Africa-Press – Guinee Equatoriale. De plus en plus de nos chercheurs se risquent à défier les géants de la tech. Jean-Luc Moullet, en charge de l’innovation au CNRS, veut les y encourager.

Et si c’était chez nos têtes chercheuses que se trouvaient les meilleurs atouts de notre souveraineté technologique ? C’est une des convictions du CNRS, qui, avec le nouvel accompagnement Rise Up, veut encourager les projets nés de l’imagination de ses chercheurs à prendre leur envol. Si plus de 1 400 start-up en activité issues des laboratoires du CNRS et de ses partenaires ont été créées depuis 1999, il est nécessaire de faire gagner en visibilité ces structures, tout comme leur permettre de gagner de nouveaux marchés, ou encore de recruter les talents nécessaires pour leur développement.

La plupart d’entre elles comptent en effet moins de dix salariés. Cela suffira-t-il pour s’imposer alors que le marché technologique mondial est aujourd’hui dominé par les géants américains et chinois ?

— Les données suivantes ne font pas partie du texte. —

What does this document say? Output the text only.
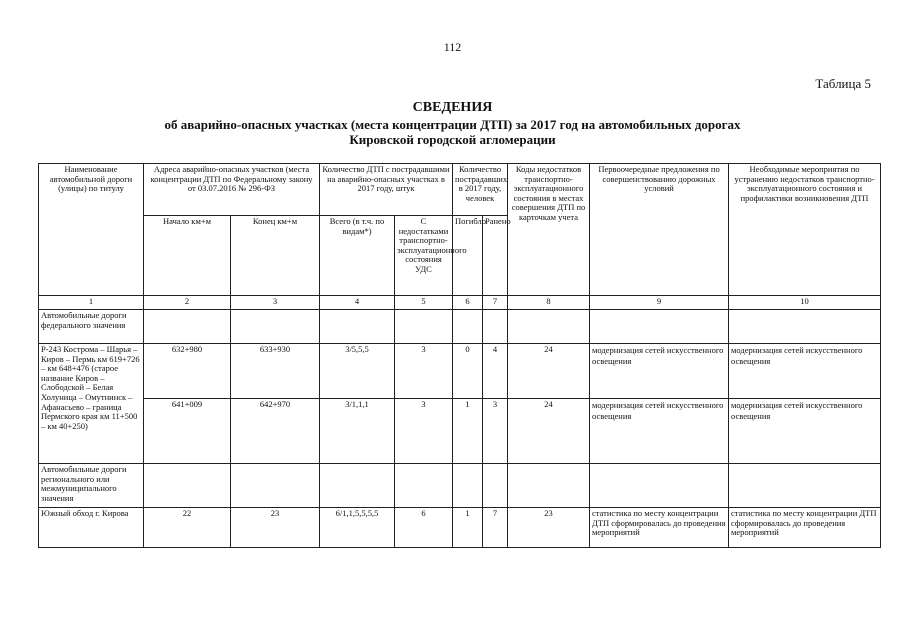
112
Таблица 5
СВЕДЕНИЯ
об аварийно-опасных участках (места концентрации ДТП) за 2017 год на автомобильных дорогах
Кировской городской агломерации
Наименование автомобильной дороги (улицы) по титулу	Адреса аварийно-опасных участков (места концентрации ДТП по Федеральному закону от 03.07.2016 № 296-ФЗ		Количество ДТП с пострадавшими на аварийно-опасных участках в 2017 году, штук		Количество пострадавших в 2017 году, человек		Коды недостатков транспортно-эксплуатационного состояния в местах совершения ДТП по карточкам учета	Первоочередные предложения по совершенствованию дорожных условий	Необходимые мероприятия по устранению недостатков транспортно-эксплуатационного состояния и профилактики возникновения ДТП
	Начало км+м	Конец км+м	Всего (в т.ч. по видам*)	С недостатками транспортно-эксплуатационного состояния УДС	Погибло	Ранено			
1	2	3	4	5	6	7	8	9	10
Автомобильные дороги федерального значения									
Р-243 Кострома – Шарья – Киров – Пермь км 619+726 – км 648+476 (старое название Киров – Слободской – Белая Холуница – Омутнинск – Афанасьево – граница Пермского края км 11+500 – км 40+250)	632+980	633+930	3/5,5,5	3	0	4	24	модернизация сетей искусственного освещения	модернизация сетей искусственного освещения
	641+009	642+970	3/1,1,1	3	1	3	24	модернизация сетей искусственного освещения	модернизация сетей искусственного освещения
Автомобильные дороги регионального или межмуниципального значения									
Южный обход г. Кирова	22	23	6/1,1,5,5,5,5	6	1	7	23	статистика по месту концентрации ДТП сформировалась до проведения мероприятий	статистика по месту концентрации ДТП сформировалась до проведения мероприятий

La France, dans la dernière édition du Global Innovation Index, a perdu une place qu’elle avait gagnée l’an dernier, redevenant la douzième économie innovante dans le monde derrière, entre autres, la Suisse, les États-Unis, la Suède, le Royaume-Uni, les Pays-Bas, la Corée du Sud, Singapour, l’Allemagne et la Chine. Un manque à gagner, serait-on tenté de penser, alors que la France est le troisième pays en dehors des États-Unis, pour le nombre de prix Nobel décrochés par ses chercheurs…

Il est d’abord nécessaire de pousser nos têtes bien faites à rester en France alors que le salaire des chercheurs titulaires d’un doctorat est souvent bien faible en France et les démarches administratives pour obtenir des crédits, encore trop compliquées. « Les Nobel d’aujourd’hui sont la conséquence des conditions favorables qui étaient offertes dans leur jeunesse aux chercheurs de ma génération. Ces conditions se sont dégradées depuis. Nos jeunes chercheurs sont mal payés lorsqu’on compare leur salaire à la moyenne des rémunérations de leurs collègues dans l’OCDE. Il faut augmenter les salaires mais également assurer un meilleur financement de la recherche, basé sur la confiance faite aux chercheurs », nous expliquait il y a deux ans le Prix Nobel de physique Serge Haroche, avant de poursuivre : « Il y a une part de risque, bien sûr, mais la recherche est par définition une activité risquée ! C’est souvent de cette recherche ouverte et ambitieuse que naissent les grandes découvertes. »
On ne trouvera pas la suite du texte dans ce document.